Cheap food. Look at the thread here on rising food & feed costs......

No tax money involved - look at the many threads like this one, on the rich farmers, high subsidies, etc.

Food as a weapon - Jimmy Carter & his grain embargos is the big white elephant, but most administrations of all strips have done so, or threatened to do so, which deeply cripples the prices USA farmers get from exported grains.

A good strong food supply - manipulate prices enough to keep a surplus of grains & food around to keep USA people from ever going short - this does deeply depress grain prices.

Strong environmental controls - good for the environment, but can really crimp a farmer when property is just claimed - most farm programs offer to rent the land for environmental use. Many anti-pollution measures add a lot to the cost of produced grain - issues which farmers in other countries do _not_ have to deal with and can undercut us on price, while being harder on the environment. Can't compete unless the govt helps out - then no food produced here any more, want to import everything from countries that have no environmental controls or food safety?????


All together, those govt subsides have come about to address all of the above. They are not based on the need of the farmer; rather they are based on the need of the consumer.

I'd _love_ to farm without them on my small farm. The bigger farm neighbors around me say the exact same thing. But that will not happen. See the above list - govt control & support of ag will continue, and get stronger, not less.

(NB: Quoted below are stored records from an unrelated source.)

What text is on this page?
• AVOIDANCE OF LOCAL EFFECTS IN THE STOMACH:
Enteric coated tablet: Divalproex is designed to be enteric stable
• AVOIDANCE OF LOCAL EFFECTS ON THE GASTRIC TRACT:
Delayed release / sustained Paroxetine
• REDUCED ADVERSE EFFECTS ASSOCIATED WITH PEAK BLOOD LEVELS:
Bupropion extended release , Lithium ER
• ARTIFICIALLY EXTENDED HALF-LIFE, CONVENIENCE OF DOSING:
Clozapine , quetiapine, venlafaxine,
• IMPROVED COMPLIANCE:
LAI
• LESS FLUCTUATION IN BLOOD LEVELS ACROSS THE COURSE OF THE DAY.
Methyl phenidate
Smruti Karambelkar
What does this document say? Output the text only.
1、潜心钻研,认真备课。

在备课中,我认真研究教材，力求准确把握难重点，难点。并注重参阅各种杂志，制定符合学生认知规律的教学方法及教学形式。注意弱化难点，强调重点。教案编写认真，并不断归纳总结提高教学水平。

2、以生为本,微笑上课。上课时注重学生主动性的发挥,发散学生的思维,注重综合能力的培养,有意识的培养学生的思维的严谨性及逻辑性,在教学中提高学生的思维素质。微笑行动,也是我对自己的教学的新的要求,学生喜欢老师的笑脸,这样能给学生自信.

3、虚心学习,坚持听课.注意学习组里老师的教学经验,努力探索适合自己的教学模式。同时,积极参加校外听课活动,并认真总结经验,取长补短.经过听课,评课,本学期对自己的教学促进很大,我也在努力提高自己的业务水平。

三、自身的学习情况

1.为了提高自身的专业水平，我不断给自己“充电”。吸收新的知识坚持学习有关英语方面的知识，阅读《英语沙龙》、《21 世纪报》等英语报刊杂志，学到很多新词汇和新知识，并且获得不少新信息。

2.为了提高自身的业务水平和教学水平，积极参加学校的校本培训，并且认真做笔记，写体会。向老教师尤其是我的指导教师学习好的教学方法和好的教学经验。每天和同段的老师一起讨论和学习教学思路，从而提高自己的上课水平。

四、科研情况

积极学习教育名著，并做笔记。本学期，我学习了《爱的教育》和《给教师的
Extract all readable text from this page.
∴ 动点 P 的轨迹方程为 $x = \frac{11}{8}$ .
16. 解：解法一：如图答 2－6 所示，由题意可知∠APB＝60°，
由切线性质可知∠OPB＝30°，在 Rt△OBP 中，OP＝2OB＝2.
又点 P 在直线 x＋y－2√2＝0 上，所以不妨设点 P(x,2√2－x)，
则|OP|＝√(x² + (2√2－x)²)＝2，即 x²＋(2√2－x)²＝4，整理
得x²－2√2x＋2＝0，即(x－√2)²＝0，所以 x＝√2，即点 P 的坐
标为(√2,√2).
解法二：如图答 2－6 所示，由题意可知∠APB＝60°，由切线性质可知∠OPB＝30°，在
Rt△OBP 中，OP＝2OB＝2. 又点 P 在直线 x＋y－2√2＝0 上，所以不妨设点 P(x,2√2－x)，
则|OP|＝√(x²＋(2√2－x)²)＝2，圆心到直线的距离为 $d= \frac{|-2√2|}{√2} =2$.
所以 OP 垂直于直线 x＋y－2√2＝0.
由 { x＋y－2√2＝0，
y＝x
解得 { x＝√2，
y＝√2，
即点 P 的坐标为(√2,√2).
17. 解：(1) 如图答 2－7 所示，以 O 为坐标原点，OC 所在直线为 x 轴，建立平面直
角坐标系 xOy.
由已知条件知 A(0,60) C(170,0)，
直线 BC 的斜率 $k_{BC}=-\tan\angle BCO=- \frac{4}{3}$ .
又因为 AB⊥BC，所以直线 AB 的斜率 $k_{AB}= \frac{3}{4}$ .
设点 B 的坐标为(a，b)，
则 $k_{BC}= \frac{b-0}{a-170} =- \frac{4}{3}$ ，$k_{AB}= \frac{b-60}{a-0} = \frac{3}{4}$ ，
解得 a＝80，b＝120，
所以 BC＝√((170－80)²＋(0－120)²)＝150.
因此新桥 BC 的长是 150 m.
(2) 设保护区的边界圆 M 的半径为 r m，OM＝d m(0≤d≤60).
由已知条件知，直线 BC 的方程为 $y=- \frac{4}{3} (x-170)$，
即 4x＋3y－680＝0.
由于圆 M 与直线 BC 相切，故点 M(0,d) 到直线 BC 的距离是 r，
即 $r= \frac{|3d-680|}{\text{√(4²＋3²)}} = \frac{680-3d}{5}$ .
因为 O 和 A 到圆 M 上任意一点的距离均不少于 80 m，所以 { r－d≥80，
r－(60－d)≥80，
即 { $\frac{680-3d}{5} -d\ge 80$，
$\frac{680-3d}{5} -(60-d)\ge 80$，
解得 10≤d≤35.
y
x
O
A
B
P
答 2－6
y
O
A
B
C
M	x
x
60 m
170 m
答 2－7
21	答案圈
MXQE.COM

Big farm or small farm, the same subsidy per acre is available. Payments are made for environmental easements or to farmers who participate in managing a farm (biggest gotcha on that is crop-share - this _requires_ the land owner & tenent to also share the govt payments....). There is no big vs small issue on this. The subsides are there to keep farming going according to customer demand in this country. Has little to do with any farmer's needs. It is designed to shape agriculture to fit the rest of the population's wants. Farmer - big or small - not important in this whole issue.

If you don't like the subsidies - get mad at the consumers. They are the one's driving it.